Demis Hassabis, chefe da DeepMind, diz que a China está se aproximando rapidamente no campo da inteligência artificial (IA). Hassabis acredita que a IA da China pode estar atrás apenas alguns meses dos Estados Unidos.
Os grandes gigantes de tecnologia da China, incluindo Alibaba e startups mais novas como Moonshot AI e Zhipu, desenvolveram uma série de modelos de IA que se destacaram extraordinariamente nos últimos anos. Uma dessas empresas chinesas, a DeepSeek, criou um modelo que surpreendeu a maioria dos especialistas ao se sair bem mesmo com chips de computador mais baratos.
Isso indica que o estado não está apenas aprendendo com a experiência dos outros, mas também está rapidamente alcançando e fechando a lacuna com os principais programas de IA em todo o mundo.
Hassabis enfatizou que, embora o país possa igualar muito do que os EUA estão fazendo, o próximo desafio é a inovação — criar algo completamente novo que impulsione o mundo para frente. Por enquanto, a IA chinesa está ficando muito próxima da fronteira, mas o mundo estará observando para ver se consegue ir além.
A IA chinesa é forte, mas ainda está atrás em ideias originais.
A China, disse Hassabis, está bem a caminho de alcançar, mas a grande questão é se conseguirá inventar algo completamente novo em IA. Ele disse que inventar é cerca de 100 vezes mais difícil do que copiar ou melhorar o que já existe.
Por exemplo, ele se referiu ao Transformer, uma ideia proposta pela primeira vez por pesquisadores do Google em 2017. Essa noção reformulou a forma como a inteligência artificial entende a linguagem, resolve problemas e gera respostas. Hoje, é a espinha dorsal de uma ampla gama de sistemas modernos de IA, incluindo ChatGPT e Google Gemini. Hassabis observou que, até agora, as empresas chinesas não haviam desenvolvido nada novo que pudesse revolucionar completamente a IA.

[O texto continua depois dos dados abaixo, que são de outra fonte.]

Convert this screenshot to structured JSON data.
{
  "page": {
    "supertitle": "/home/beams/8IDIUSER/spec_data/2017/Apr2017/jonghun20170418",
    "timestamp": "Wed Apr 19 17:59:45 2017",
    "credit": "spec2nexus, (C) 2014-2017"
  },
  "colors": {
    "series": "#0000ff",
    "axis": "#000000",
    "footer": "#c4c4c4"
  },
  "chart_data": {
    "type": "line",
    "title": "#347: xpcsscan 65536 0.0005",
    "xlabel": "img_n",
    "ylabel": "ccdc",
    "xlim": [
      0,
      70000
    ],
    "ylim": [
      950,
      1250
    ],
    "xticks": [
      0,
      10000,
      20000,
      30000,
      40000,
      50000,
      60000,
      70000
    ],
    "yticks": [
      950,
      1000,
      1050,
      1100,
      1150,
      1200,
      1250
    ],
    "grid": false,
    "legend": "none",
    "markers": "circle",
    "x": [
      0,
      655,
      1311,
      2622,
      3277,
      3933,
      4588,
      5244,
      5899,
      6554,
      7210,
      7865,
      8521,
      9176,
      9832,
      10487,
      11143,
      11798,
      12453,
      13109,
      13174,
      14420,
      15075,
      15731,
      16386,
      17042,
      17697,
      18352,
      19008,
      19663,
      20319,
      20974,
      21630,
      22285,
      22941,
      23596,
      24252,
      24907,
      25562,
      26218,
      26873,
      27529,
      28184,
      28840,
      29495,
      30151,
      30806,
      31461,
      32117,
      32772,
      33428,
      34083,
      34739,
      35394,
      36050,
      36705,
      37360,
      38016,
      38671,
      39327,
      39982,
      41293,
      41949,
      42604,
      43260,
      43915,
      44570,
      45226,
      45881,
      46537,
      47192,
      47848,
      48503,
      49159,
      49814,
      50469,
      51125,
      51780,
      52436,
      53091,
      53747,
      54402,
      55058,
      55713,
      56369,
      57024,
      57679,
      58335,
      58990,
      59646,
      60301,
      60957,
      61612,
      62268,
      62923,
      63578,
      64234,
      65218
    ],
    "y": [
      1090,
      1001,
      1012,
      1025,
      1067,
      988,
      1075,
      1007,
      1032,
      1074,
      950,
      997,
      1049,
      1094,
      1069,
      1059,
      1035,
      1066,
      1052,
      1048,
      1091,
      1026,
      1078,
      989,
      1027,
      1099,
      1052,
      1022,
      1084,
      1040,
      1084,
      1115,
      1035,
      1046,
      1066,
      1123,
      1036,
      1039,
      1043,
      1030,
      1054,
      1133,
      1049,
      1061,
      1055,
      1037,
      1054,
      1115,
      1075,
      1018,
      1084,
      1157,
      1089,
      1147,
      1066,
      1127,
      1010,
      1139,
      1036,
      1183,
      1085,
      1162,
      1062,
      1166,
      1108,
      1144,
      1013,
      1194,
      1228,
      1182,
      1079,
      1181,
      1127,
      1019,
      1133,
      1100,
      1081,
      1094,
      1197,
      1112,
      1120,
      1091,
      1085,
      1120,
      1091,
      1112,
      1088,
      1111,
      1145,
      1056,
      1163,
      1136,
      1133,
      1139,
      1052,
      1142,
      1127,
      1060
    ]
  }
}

Ele comparou a DeepMind aos Bell Labs, um famoso centro de pesquisa do passado que fez muitas descobertas importantes. Os Bell Labs incentivaram os cientistas a explorar e tentar novas ideias.
Hassabis disse que a DeepMind funciona da mesma maneira, tentando novas ideias em vez de apenas copiar. Ele acredita que o próximo grande passo na IA é a inovação — criar ideias completamente novas — e isso não é fácil, mesmo para a China.
A escassez de chips desacelera o progresso da IA na China.
Um desafio que a China está enfrentando é a escassez de chips de computador. IAs fortes requerem computadores muito potentes, e os de alto nível utilizam chips de empresas como a Nvidia nos Estados Unidos. Atualmente, a China não pode comprar os melhores chips devido a regulamentações do governo dos EUA. Pode ser permitida a venda de alguns chips avançados, mas não dos melhores.
Empresas chinesas como a Huawei tentam desenvolver seus próprios chips, mas estes não são tão fortes quanto os melhores da Nvidia. Isso significa que o estado pode ter dificuldades para treinar os maiores e mais poderosos programas de IA. E ao longo do tempo, alguns especialistas dizem que isso pode ampliar a lacuna entre a IA americana e a chinesa.
Até mesmo líderes na China concordam que é difícil. Um especialista técnico da Alibaba disse recentemente que há menos de 20% de chance de que uma empresa chinesa supere os EUA em IA nos próximos três a cinco anos. Ele afirmou que os EUA têm recursos computacionais muito mais poderosos, o que faz uma grande diferença.
Ainda assim, Hassabis acha que o desafio não é apenas tecnológico — também se trata de como as pessoas pensam e inventam. A China tem engenheiros brilhantes, mas criar algo completamente novo ainda é muito difícil.
Outros grandes líderes da tecnologia também notam o progresso da China. Jensen Huang, o chefe da Nvidia, disse que a China é forte em algumas áreas, como energia e infraestrutura. Ele afirmou que os EUA estão à frente em chips, mas a China está próxima em modelos de IA.